网站下载app连接怎么做的,含山建设局网站,湘潭关键词优化服务,重庆谷歌seo关键词优化 本文将详细介绍Flink-CDC如何全量及增量采集Sqlserver数据源#xff0c;准备适配Sqlserver数据源的小伙伴们可以参考本文#xff0c;希望本文能给你带来一定的帮助。 一、Sqlserver的安装及开启事务日志
如果没有Sqlserver环境#xff0c;但你又想学习这块的内容#x… 本文将详细介绍Flink-CDC如何全量及增量采集Sqlserver数据源准备适配Sqlserver数据源的小伙伴们可以参考本文希望本文能给你带来一定的帮助。 一、Sqlserver的安装及开启事务日志
如果没有Sqlserver环境但你又想学习这块的内容那你只能自己动手通过docker安装一个 myself sqlserver来用作学习当然如果你有现成环境那就检查一下Sqlserver是否开启了代理(sqlagent.enabled)服务和CDC功能。
1.1 docker拉取镜像
看Github上写Flink-CDC 目前支持的Sqlserver版本为2012, 2014, 2016, 2017, 2019但我想全部拉到最新事实证明2022-latest 和latest是一样的因为imagId都是一致的且在后续测试也是没有问题的所以我在docker上拉取镜像时直接采用如下命令
docker pull mcr.microsoft.com/mssql/server:latest1.2 运行Sqlserver并设置代理
标准启动模式没什么好说的主要设置一下密码(密码要求比较严格建议直接在网上搜个随机密码生成器来搞一下)。
docker run -e ACCEPT_EULAY -e SA_PASSWORD${your_password} \-p 1433:1433 --name sqlserver \-d mcr.microsoft.com/mssql/server:latest设置代理sqlagent.enabled,代理设置完成后需要重启Sqlserver因为我们是docker安装的直接用docker restart sqlserver就行了。
[roothdp-01 ~]# docker exec -it --user root sqlserver bash
root0274812d0c10:/# /opt/mssql/bin/mssql-conf set sqlagent.enabled true
SQL Server needs to be restarted in order to apply this setting.
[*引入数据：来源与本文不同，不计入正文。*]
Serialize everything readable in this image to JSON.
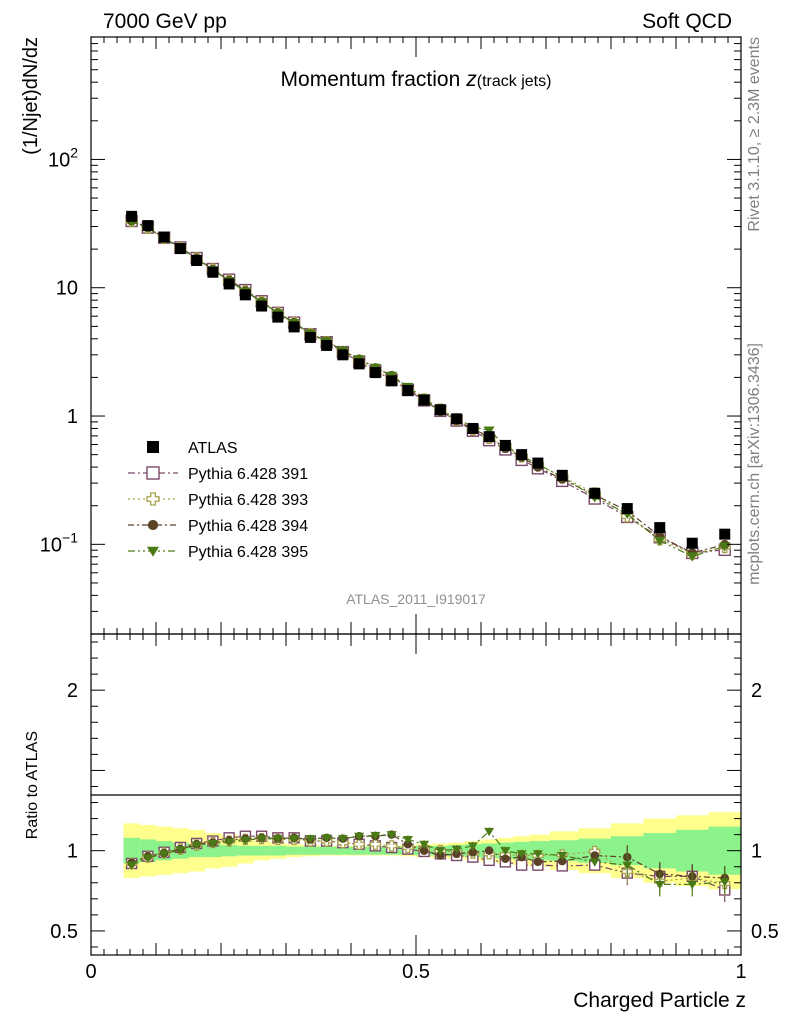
{
  "header": {
    "left": "7000 GeV pp",
    "right": "Soft QCD"
  },
  "side": {
    "rivet": "Rivet 3.1.10, ≥ 2.3M events",
    "mcplots": "mcplots.cern.ch [arXiv:1306.3436]"
  },
  "colors": {
    "atlas": "#000000",
    "py391": "#7a4a6a",
    "py393": "#a8a04a",
    "py394": "#5a4226",
    "py395": "#4a7a16",
    "band_inner": "#8cf28c",
    "band_outer": "#fefe8c"
  },
  "chart_data": {
    "type": "scatter",
    "title": "Momentum fraction",
    "title_suffix_italic": "z",
    "title_sub": "(track jets)",
    "xlabel": "Charged Particle z",
    "ylabel": "(1/Njet)dN/dz",
    "ratio_ylabel": "Ratio to ATLAS",
    "analysis": "ATLAS_2011_I919017",
    "xlim": [
      0,
      1
    ],
    "ylim": [
      0.02,
      900
    ],
    "yscale": "log",
    "ratio_ylim": [
      0.35,
      2.35
    ],
    "x_ticks": [
      {
        "v": 0,
        "label": "0"
      },
      {
        "v": 0.5,
        "label": "0.5"
      },
      {
        "v": 1,
        "label": "1"
      }
    ],
    "y_ticks": [
      {
        "v": 0.1,
        "base": "10",
        "exp": "−1"
      },
      {
        "v": 1,
        "base": "1",
        "exp": ""
      },
      {
        "v": 10,
        "base": "10",
        "exp": ""
      },
      {
        "v": 100,
        "base": "10",
        "exp": "2"
      }
    ],
    "ratio_ticks": [
      {
        "v": 0.5,
        "label": "0.5"
      },
      {
        "v": 1,
        "label": "1"
      },
      {
        "v": 2,
        "label": "2"
      }
    ],
    "x": [
      0.0625,
      0.0875,
      0.1125,
      0.1375,
      0.1625,
      0.1875,
      0.2125,
      0.2375,
      0.2625,
      0.2875,
      0.3125,
      0.3375,
      0.3625,
      0.3875,
      0.4125,
      0.4375,
      0.4625,
      0.4875,
      0.5125,
      0.5375,
      0.5625,
      0.5875,
      0.6125,
      0.6375,
      0.6625,
      0.6875,
      0.725,
      0.775,
      0.825,
      0.875,
      0.925,
      0.975
    ],
    "atlas": [
      36,
      30.5,
      24.8,
      20.2,
      16.3,
      13.2,
      10.7,
      8.8,
      7.2,
      5.9,
      4.95,
      4.1,
      3.55,
      3.0,
      2.55,
      2.18,
      1.88,
      1.58,
      1.33,
      1.12,
      0.95,
      0.8,
      0.69,
      0.59,
      0.5,
      0.43,
      0.345,
      0.25,
      0.19,
      0.135,
      0.102,
      0.12
    ],
    "band_inner": [
      0.08,
      0.07,
      0.06,
      0.05,
      0.04,
      0.04,
      0.035,
      0.03,
      0.03,
      0.03,
      0.025,
      0.025,
      0.025,
      0.025,
      0.025,
      0.025,
      0.025,
      0.025,
      0.03,
      0.03,
      0.035,
      0.04,
      0.045,
      0.05,
      0.055,
      0.06,
      0.065,
      0.075,
      0.09,
      0.11,
      0.13,
      0.15
    ],
    "band_outer": [
      0.17,
      0.16,
      0.15,
      0.14,
      0.13,
      0.11,
      0.1,
      0.08,
      0.06,
      0.05,
      0.04,
      0.035,
      0.03,
      0.03,
      0.03,
      0.03,
      0.03,
      0.035,
      0.04,
      0.045,
      0.05,
      0.06,
      0.07,
      0.08,
      0.09,
      0.1,
      0.12,
      0.14,
      0.17,
      0.2,
      0.22,
      0.24
    ],
    "series": [
      {
        "name": "Pythia 6.428 391",
        "key": "py391",
        "marker": "open-square",
        "dash": "7 3 2 3",
        "ratio": [
          0.92,
          0.965,
          0.99,
          1.02,
          1.045,
          1.06,
          1.08,
          1.09,
          1.09,
          1.08,
          1.08,
          1.06,
          1.06,
          1.05,
          1.04,
          1.03,
          1.02,
          1.01,
          0.995,
          0.98,
          0.97,
          0.96,
          0.94,
          0.93,
          0.91,
          0.91,
          0.905,
          0.91,
          0.86,
          0.84,
          0.84,
          0.755
        ]
      },
      {
        "name": "Pythia 6.428 393",
        "key": "py393",
        "marker": "open-cross",
        "dash": "2 3",
        "ratio": [
          0.92,
          0.96,
          0.985,
          1.01,
          1.035,
          1.05,
          1.06,
          1.07,
          1.075,
          1.07,
          1.07,
          1.06,
          1.06,
          1.05,
          1.04,
          1.04,
          1.03,
          1.02,
          1.01,
          1.0,
          0.99,
          0.985,
          0.98,
          0.975,
          0.97,
          0.97,
          0.975,
          0.995,
          0.87,
          0.81,
          0.83,
          0.795
        ]
      },
      {
        "name": "Pythia 6.428 394",
        "key": "py394",
        "marker": "filled-circle",
        "dash": "6 3 2 3",
        "ratio": [
          0.925,
          0.965,
          0.985,
          1.01,
          1.04,
          1.05,
          1.065,
          1.075,
          1.08,
          1.075,
          1.08,
          1.07,
          1.08,
          1.075,
          1.09,
          1.09,
          1.1,
          1.04,
          1.0,
          0.97,
          0.98,
          0.99,
          1.0,
          0.95,
          0.96,
          0.93,
          0.935,
          0.97,
          0.96,
          0.855,
          0.84,
          0.83
        ]
      },
      {
        "name": "Pythia 6.428 395",
        "key": "py395",
        "marker": "filled-triangle-down",
        "dash": "7 3 2 3 2 3",
        "ratio": [
          0.91,
          0.955,
          0.98,
          1.005,
          1.035,
          1.045,
          1.055,
          1.065,
          1.075,
          1.075,
          1.075,
          1.075,
          1.08,
          1.075,
          1.09,
          1.095,
          1.1,
          1.07,
          1.04,
          1.0,
          1.01,
          1.03,
          1.12,
          1.0,
          0.98,
          0.98,
          0.97,
          0.93,
          0.91,
          0.79,
          0.79,
          0.805
        ]
      }
    ]
  }
}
Please run
systemctl restart mssql-server.service.
root0274812d0c10:/# exit
exit
[roothdp-01 ~]# docker restart sqlserver
sqlserver1.3 启用CDC功能
按照如下步骤执行命令如果看到is_cdc_enabled 1则说明当前数据库
root0274812d0c10:/# /opt/mssql-tools/bin/sqlcmd -S localhost -U SA -P ${your_password}
1 create databases test;
2 go
1 use test;
2 go
Changed database context to test.
1 EXEC sys.sp_cdc_enable_db;
2 go
1 SELECT is_cdc_enabled FROM sys.databases WHERE name test;
2 go
is_cdc_enabled
--------------1(1 rows affected)
1 CREATE TABLE t_info (id int,order_date date,purchaser int,quantity int,product_id int,PRIMARY KEY ([id]))
2 go
1
2
3 EXEC sys.sp_cdc_enable_table
4 source_schema dbo,
5 source_name t_info,
6 role_name cdc_role;
7 go
Update mask evaluation will be disabled in net_changes_function because the CLR configuration option is disabled.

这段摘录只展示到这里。